Das Gros bevorzugt das Modegeschäft vor Ort

Dem stationären Modehandel empfehlen die Autoren – im Interesse von Kundentreue und Vertrauen - stärker in Emotionalität zu investieren und IT-Lösungen zu nutzen. „Ob im Laden oder im Netz, die Kundschaft wünscht ein zielgruppengerechtes und nahtloses Einkaufserlebnis, was für Handelsunternehmen bedeutet, die Systeme geschickt miteinander zu verknüpfen.“ Ein wichtiger Service ist in diesem Kontext, dass die Kunden herausfinden können, ob das gesuchte Kleidungsstück in der gewünschten Größe im Laden vor Ort erhältlich ist.
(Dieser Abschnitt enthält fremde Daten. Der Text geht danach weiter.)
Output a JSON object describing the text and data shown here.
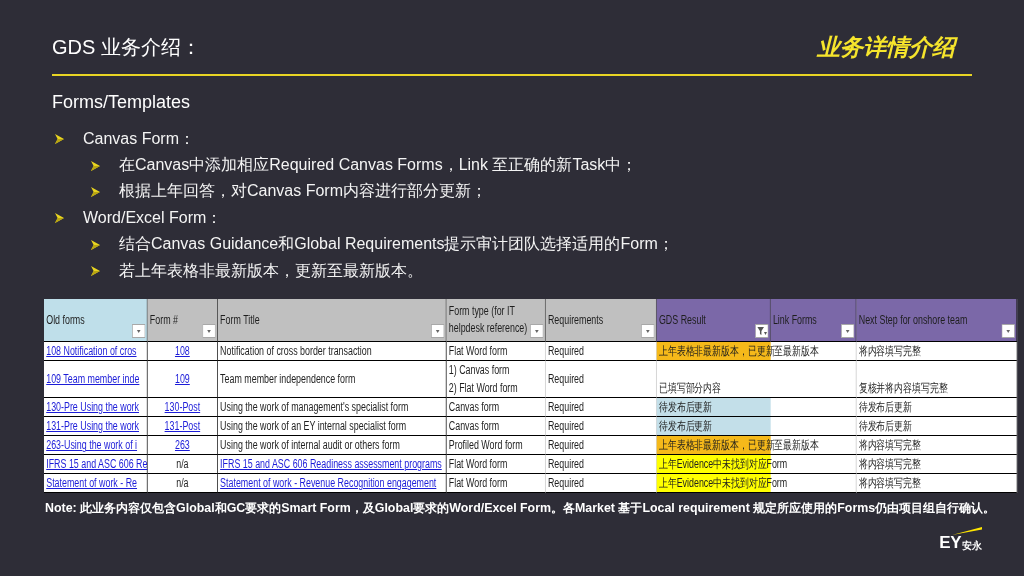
{
  "header": {
    "title": "GDS 业务介绍：",
    "tag": "业务详情介绍",
    "subtitle": "Forms/Templates"
  },
  "bullets": [
    {
      "text": "Canvas Form：",
      "children": [
        {
          "text": "在Canvas中添加相应Required Canvas Forms，Link 至正确的新Task中；"
        },
        {
          "text": "根据上年回答，对Canvas Form内容进行部分更新；"
        }
      ]
    },
    {
      "text": "Word/Excel Form：",
      "children": [
        {
          "text": "结合Canvas Guidance和Global Requirements提示审计团队选择适用的Form；"
        },
        {
          "text": "若上年表格非最新版本，更新至最新版本。"
        }
      ]
    }
  ],
  "table": {
    "columns": [
      {
        "label": "Old forms",
        "color": "#bfdfea",
        "filtered": false
      },
      {
        "label": "Form #",
        "color": "#c0c0c0",
        "filtered": false
      },
      {
        "label": "Form Title",
        "color": "#c0c0c0",
        "filtered": false
      },
      {
        "label": "Form type (for IT helpdesk reference)",
        "color": "#c0c0c0",
        "filtered": false
      },
      {
        "label": "Requirements",
        "color": "#c0c0c0",
        "filtered": false
      },
      {
        "label": "GDS Result",
        "color": "#7b68a8",
        "filtered": true
      },
      {
        "label": "Link Forms",
        "color": "#7b68a8",
        "filtered": false
      },
      {
        "label": "Next Step for onshore team",
        "color": "#7b68a8",
        "filtered": false
      }
    ],
    "rows": [
      {
        "old_form": {
          "text": "108 Notification of cros",
          "link": true
        },
        "form_number": {
          "text": "108",
          "link": true
        },
        "form_title": {
          "text": "Notification of cross border transaction",
          "link": false
        },
        "form_type": "Flat Word form",
        "requirement": "Required",
        "gds_result": {
          "text": "上年表格非最新版本，已更新至最新版本",
          "color": "#f5b91a"
        },
        "next_step": "将内容填写完整"
      },
      {
        "old_form": {
          "text": "109 Team member inde",
          "link": true
        },
        "form_number": {
          "text": "109",
          "link": true
        },
        "form_title": {
          "text": "Team member independence form",
          "link": false
        },
        "form_type": "1) Canvas form\n2) Flat Word form",
        "requirement": "Required",
        "gds_result": {
          "text": "已填写部分内容"
        },
        "next_step": "复核并将内容填写完整"
      },
      {
        "old_form": {
          "text": "130-Pre Using the work",
          "link": true
        },
        "form_number": {
          "text": "130-Post",
          "link": true
        },
        "form_title": {
          "text": "Using the work of management's specialist form",
          "link": false
        },
        "form_type": "Canvas form",
        "requirement": "Required",
        "gds_result": {
          "text": "待发布后更新",
          "color": "#c3dfe9"
        },
        "next_step": "待发布后更新"
      },
      {
        "old_form": {
          "text": "131-Pre Using the work",
          "link": true
        },
        "form_number": {
          "text": "131-Post",
          "link": true
        },
        "form_title": {
          "text": "Using the work of an EY internal specialist form",
          "link": false
        },
        "form_type": "Canvas form",
        "requirement": "Required",
        "gds_result": {
          "text": "待发布后更新",
          "color": "#c3dfe9"
        },
        "next_step": "待发布后更新"
      },
      {
        "old_form": {
          "text": "263-Using the work of i",
          "link": true
        },
        "form_number": {
          "text": "263",
          "link": true
        },
        "form_title": {
          "text": "Using the work of internal audit or others form",
          "link": false
        },
        "form_type": "Profiled Word form",
        "requirement": "Required",
        "gds_result": {
          "text": "上年表格非最新版本，已更新至最新版本",
          "color": "#f5b91a"
        },
        "next_step": "将内容填写完整"
      },
      {
        "old_form": {
          "text": "IFRS 15 and ASC 606 Re",
          "link": true
        },
        "form_number": {
          "text": "n/a",
          "link": false
        },
        "form_title": {
          "text": "IFRS 15 and ASC 606 Readiness assessment programs",
          "link": true
        },
        "form_type": "Flat Word form",
        "requirement": "Required",
        "gds_result": {
          "text": "上年Evidence中未找到对应Form",
          "color": "#ffff00"
        },
        "next_step": "将内容填写完整"
      },
      {
        "old_form": {
          "text": "Statement of work - Re",
          "link": true
        },
        "form_number": {
          "text": "n/a",
          "link": false
        },
        "form_title": {
          "text": "Statement of work - Revenue Recognition engagement",
          "link": true
        },
        "form_type": "Flat Word form",
        "requirement": "Required",
        "gds_result": {
          "text": "上年Evidence中未找到对应Form",
          "color": "#ffff00"
        },
        "next_step": "将内容填写完整"
      }
    ]
  },
  "note": "Note: 此业务内容仅包含Global和GC要求的Smart Form，及Global要求的Word/Excel Form。各Market 基于Local requirement 规定所应使用的Forms仍由项目组自行确认。",
  "logo": {
    "text": "EY",
    "subtext": "安永"
  }
}
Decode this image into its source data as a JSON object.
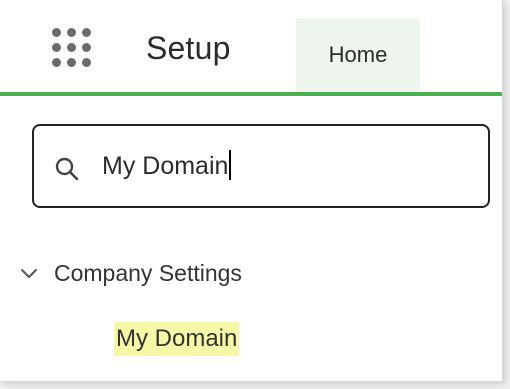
{
  "header": {
    "app_launcher_icon": "grid-dots-icon",
    "title": "Setup",
    "tabs": [
      {
        "label": "Home",
        "selected": true
      }
    ],
    "accent_color": "#4caf50"
  },
  "search": {
    "icon": "search-icon",
    "value": "My Domain"
  },
  "tree": {
    "sections": [
      {
        "label": "Company Settings",
        "expanded": true,
        "items": [
          {
            "label": "My Domain",
            "highlighted": true
          }
        ]
      }
    ]
  },
  "colors": {
    "highlight": "#f7f7a8",
    "tab_background": "#eef4ee"
  }
}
Über den technischen Fortschritt sollte aber nicht vergessen werden, dass für 60% die Begegnung mit Menschen im stationären Einzelhandel eine immer wichtigere Rolle spielt. Das dürfte nach dem langen Shutdown noch zunehmen. Denn trotz aller Online-Alternativen bevorzugt ein Großteil das Modegeschäft vor Ort.